Kansas passed a wrongful-conviction statute in 2018, which allows individuals who served time for a crime the courts later determined they didn’t commit to receive $65,000 from the state for each year served in prison.
Under terms of the agreement, which was approved by a Shawnee County judge on Monday, McIntyre will received $1,553,379.45 for the 8,583 days he served in prison between April 1994 and October 2017.
“We are committed to faithfully administering the state’s mistaken-conviction law as the legislature wrote it,” Kansas Attorney General Derek Schmidt said in a statement announcing the decision. “In this case, our office worked diligently to obtain and review all available evidence, including evidence identified but not provided in the earlier judicial proceedings. We were ultimately able to resolve all issues, satisfy all of the statute’s requirements, and agree to this outcome so Mr.
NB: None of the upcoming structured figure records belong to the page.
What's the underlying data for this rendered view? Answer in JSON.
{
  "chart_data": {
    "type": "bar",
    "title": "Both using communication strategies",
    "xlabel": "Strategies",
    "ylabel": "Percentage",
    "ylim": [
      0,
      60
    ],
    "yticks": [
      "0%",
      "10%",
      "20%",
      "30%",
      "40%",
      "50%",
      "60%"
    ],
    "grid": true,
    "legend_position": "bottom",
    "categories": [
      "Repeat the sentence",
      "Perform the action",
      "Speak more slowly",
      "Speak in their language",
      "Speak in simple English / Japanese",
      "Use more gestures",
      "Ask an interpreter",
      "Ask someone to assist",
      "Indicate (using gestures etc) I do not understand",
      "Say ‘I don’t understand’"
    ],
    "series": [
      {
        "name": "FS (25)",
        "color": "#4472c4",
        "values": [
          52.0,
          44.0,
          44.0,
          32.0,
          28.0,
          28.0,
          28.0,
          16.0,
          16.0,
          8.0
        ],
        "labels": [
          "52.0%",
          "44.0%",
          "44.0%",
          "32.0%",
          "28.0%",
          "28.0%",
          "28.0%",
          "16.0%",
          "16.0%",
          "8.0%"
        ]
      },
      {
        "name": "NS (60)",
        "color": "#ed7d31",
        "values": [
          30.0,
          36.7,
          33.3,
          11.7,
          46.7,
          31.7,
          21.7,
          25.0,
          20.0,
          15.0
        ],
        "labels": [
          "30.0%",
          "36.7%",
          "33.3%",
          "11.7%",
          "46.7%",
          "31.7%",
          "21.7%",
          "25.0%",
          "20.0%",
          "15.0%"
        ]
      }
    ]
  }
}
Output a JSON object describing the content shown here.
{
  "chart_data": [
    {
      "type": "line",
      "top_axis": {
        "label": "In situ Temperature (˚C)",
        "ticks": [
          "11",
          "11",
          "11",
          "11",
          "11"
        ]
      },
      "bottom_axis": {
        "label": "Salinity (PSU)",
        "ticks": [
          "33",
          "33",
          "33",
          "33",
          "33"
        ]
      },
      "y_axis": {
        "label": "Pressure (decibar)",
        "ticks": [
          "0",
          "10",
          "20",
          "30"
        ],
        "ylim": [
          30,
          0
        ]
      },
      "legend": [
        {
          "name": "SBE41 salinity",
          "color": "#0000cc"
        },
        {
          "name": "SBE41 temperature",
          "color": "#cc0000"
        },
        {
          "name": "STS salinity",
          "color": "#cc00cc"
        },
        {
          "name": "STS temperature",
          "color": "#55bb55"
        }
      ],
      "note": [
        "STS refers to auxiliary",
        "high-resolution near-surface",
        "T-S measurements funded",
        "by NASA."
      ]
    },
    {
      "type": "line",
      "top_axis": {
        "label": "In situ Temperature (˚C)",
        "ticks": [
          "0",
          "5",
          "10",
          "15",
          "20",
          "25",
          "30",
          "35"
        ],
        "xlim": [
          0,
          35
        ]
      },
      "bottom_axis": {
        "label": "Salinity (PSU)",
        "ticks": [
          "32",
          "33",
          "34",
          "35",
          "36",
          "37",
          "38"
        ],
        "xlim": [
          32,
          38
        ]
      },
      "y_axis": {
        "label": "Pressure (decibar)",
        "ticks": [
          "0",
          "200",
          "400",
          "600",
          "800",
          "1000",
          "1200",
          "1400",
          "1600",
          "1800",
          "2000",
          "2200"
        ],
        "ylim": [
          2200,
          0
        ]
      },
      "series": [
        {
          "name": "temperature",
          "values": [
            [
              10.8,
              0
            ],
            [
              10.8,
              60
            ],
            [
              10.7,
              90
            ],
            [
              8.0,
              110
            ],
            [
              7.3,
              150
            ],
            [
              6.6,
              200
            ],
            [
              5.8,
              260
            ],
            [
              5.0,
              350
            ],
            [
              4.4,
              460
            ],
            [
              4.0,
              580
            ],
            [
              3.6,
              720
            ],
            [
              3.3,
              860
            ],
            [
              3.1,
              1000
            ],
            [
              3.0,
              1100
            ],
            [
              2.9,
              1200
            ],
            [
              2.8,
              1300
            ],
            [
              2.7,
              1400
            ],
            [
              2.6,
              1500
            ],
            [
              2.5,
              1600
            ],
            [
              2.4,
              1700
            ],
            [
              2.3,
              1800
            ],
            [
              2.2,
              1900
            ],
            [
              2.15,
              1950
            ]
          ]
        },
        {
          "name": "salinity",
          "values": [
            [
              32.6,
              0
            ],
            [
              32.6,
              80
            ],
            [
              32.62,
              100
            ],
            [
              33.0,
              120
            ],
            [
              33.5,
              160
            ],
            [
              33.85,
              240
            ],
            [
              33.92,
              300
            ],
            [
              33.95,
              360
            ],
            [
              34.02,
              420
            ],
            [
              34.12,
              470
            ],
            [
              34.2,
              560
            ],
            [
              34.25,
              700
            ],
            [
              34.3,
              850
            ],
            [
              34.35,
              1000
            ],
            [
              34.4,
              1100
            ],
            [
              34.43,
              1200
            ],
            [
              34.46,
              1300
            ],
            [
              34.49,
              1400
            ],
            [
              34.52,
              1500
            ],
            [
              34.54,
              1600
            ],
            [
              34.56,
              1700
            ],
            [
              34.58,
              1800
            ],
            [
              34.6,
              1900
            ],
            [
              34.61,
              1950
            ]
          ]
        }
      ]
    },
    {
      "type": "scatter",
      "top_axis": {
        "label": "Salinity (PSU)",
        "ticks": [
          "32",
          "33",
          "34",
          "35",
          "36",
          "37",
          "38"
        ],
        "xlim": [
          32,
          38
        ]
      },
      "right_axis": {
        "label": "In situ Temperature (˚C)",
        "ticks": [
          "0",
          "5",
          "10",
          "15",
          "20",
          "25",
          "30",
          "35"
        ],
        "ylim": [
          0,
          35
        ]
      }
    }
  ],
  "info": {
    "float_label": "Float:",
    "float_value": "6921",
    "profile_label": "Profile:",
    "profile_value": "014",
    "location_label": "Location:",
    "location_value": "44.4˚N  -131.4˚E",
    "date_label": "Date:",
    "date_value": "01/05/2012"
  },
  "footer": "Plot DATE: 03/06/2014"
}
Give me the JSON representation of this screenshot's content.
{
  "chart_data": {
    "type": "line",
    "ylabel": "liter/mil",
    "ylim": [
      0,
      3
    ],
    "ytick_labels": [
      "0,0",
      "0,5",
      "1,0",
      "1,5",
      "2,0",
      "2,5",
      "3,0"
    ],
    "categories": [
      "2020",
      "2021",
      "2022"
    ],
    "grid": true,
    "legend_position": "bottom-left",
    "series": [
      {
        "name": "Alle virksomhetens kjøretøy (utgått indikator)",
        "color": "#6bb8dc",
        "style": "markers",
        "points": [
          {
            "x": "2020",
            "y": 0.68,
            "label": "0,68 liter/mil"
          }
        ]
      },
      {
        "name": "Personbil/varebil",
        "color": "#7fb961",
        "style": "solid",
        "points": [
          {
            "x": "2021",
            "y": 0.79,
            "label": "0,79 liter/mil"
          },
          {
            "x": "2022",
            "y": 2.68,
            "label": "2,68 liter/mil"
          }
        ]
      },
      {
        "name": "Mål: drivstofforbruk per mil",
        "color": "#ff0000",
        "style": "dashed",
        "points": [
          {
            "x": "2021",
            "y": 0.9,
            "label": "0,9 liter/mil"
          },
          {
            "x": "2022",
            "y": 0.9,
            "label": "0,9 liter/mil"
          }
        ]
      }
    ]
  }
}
McIntyre can receive the benefits to which he is entitled by law because of his mistaken conviction.”
McIntyre was also granted a Certificate of Innocence; expungement of his conviction, arrest and DNA profile; counseling; state health benefits in 2020 and 2021; and a tuition-and-fee waiver, including the cost of room and board along with books and other technical equipment, for up to 130 credit hours to work on a college degree.
Kansas also will pay nearly $25,000 in attorney fees on McIntyre’s behalf.
The agreement must be reviewed by the State Finance Council before it is executed, but Schmidt requested an expedited review.
McIntyre and his mother also are suing the Unified Government over allegations a former Kansas City, Kansas, police officer, Roger Golubski, framed McIntyre for the crime after his mom spurned his sexual advances.